The prime minister who has been in the position for 44 or 45 years doesn’t want to step down and that is why he wants to crack down on all the opposition leaders. [The Bahraini leadership] don’t want the change, they don’t want justice. There is discrimination in Bahrain, they don’t want social justice, they don’t want any democracy and reforms in Bahrain at all.

RT:What are we supposed to anticipate then to this heavy-handed action from the government? Do you think the Bahrain activists are going to be deterred in any way or will it just encourage them step up with their campaign?

SYA: Right now we are in situation where more than 3000 political detainees are in jail for their opinion and for calling for democracy and freedom. I don’t think that the protests will stop at all but still people are fighting and struggling for their rights and for democracy [while] the international community is against our revolution in Bahrain because it is not convenient for them, especially for the UK. They are against our struggle for democracy and change. But the struggle for democracy will not change even if the media does not cover what is happening in my country, they are silent about the Bahrain revolution. But people in Bahrain will overcome one day.

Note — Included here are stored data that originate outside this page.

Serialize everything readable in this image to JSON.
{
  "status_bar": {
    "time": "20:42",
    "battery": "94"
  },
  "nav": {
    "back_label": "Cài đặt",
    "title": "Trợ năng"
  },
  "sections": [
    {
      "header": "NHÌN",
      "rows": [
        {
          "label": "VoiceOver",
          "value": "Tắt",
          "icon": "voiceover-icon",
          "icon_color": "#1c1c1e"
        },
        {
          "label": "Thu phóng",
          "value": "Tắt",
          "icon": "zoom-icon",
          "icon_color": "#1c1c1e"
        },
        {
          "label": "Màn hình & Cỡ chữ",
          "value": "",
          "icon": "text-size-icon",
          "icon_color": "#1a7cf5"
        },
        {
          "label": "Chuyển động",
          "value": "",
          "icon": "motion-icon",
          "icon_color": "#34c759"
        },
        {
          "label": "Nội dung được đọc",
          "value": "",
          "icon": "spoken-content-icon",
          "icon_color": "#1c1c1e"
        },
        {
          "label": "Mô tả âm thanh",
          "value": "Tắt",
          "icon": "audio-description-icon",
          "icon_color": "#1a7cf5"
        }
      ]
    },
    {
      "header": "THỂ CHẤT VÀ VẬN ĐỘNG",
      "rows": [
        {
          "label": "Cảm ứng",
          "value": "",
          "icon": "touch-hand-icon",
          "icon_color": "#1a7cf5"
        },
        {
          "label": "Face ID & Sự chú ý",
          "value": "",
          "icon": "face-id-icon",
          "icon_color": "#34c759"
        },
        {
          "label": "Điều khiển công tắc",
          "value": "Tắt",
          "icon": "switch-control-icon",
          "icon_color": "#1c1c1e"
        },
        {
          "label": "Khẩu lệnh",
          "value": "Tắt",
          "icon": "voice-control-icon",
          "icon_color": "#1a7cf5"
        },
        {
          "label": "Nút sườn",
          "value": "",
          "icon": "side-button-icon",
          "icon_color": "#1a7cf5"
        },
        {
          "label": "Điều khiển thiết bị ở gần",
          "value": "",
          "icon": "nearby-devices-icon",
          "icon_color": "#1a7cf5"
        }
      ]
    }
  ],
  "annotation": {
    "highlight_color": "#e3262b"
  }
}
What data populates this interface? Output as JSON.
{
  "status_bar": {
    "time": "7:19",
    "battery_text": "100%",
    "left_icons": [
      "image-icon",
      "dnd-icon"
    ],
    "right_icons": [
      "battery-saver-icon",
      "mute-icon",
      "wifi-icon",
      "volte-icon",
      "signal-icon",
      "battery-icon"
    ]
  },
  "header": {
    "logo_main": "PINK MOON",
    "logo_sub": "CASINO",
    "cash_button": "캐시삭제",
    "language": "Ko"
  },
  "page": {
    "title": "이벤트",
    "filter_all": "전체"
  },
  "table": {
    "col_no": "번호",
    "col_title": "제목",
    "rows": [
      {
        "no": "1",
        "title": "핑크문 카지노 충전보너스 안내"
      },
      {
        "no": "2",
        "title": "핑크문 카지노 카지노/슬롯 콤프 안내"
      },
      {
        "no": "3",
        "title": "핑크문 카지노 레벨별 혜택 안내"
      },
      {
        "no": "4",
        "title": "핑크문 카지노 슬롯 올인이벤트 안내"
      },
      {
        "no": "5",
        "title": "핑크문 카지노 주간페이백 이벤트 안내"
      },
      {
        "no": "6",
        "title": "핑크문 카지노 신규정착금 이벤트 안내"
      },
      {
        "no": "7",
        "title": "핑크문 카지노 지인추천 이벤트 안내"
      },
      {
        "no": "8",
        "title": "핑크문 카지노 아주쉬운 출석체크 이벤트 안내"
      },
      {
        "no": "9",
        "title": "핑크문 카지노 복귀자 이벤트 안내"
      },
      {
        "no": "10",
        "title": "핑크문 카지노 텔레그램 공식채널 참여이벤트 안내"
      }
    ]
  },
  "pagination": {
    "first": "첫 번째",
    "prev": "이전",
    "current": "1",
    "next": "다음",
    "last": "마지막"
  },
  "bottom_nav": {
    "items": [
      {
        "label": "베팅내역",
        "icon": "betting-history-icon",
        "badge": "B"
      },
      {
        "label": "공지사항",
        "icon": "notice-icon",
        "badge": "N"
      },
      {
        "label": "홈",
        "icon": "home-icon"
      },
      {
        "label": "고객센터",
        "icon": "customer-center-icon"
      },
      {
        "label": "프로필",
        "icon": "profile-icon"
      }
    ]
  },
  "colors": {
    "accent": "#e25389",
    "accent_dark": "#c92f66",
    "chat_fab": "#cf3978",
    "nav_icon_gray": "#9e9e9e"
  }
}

Bahraini men take part in a protest against the arrest of Sheikh Ali Salman, head of the Shiite opposition movement Al-Wefaq on January 9, 2015 in the village of Karzakan, South of Manama.(AFP Photo/Mohammed Al-Shaikh)

‘No reason for aggressive government move against Salman’

Fatima Al Halwachi from the European-Bahraini Organization for Human Rights also commented on the recent protests in Manama, Bahrain.

The authorities claim Salman was detained and charged because of his recent speeches and statements.

According to Fatima Al Halwachi, he did not say anything different from what he has been saying since February 2011.

“He has always been consistent in his speech. In fact we do not see any reason for such an aggressive action by the regime. Mr. Salman [insisted] on the peaceful movement of the opposition despite all actions by the government,” she told RT.

Bahraini men take part in a protest against the arrest of Sheikh Ali Salman, head of the Shiite opposition movement Al-Wefaq, in the village of Daih, west of Manama on January 6, 2015. (AFP Photo/Mohammed Al-Shaikh)

The detention of the leader of the Al-Wefaq opposition party has now entered its third week, and no formal charges have been filed.

“We as human rights activists shared the views of the opposition that the detention of Mr. Salman is a political decision,” Al Halwachi said. “As you have noticed the detention is continuing without a final decision by a court.”

The Bahraini government banned the Al-Wefaq opposition movement citing "violations against the law,” and its leaders were arrested.

“Al-Wefaq with the other opposition parties has always been playing a very noticeable role in keeping the peacefulness of the movement. The aggressive step taking by the government has serious consequences. We wish the government will take positive action and release Salman as well as all the other detainees,” the rights activist said.

The statements, views and opinions expressed in this column are solely those of the author and do not necessarily represent those of RT.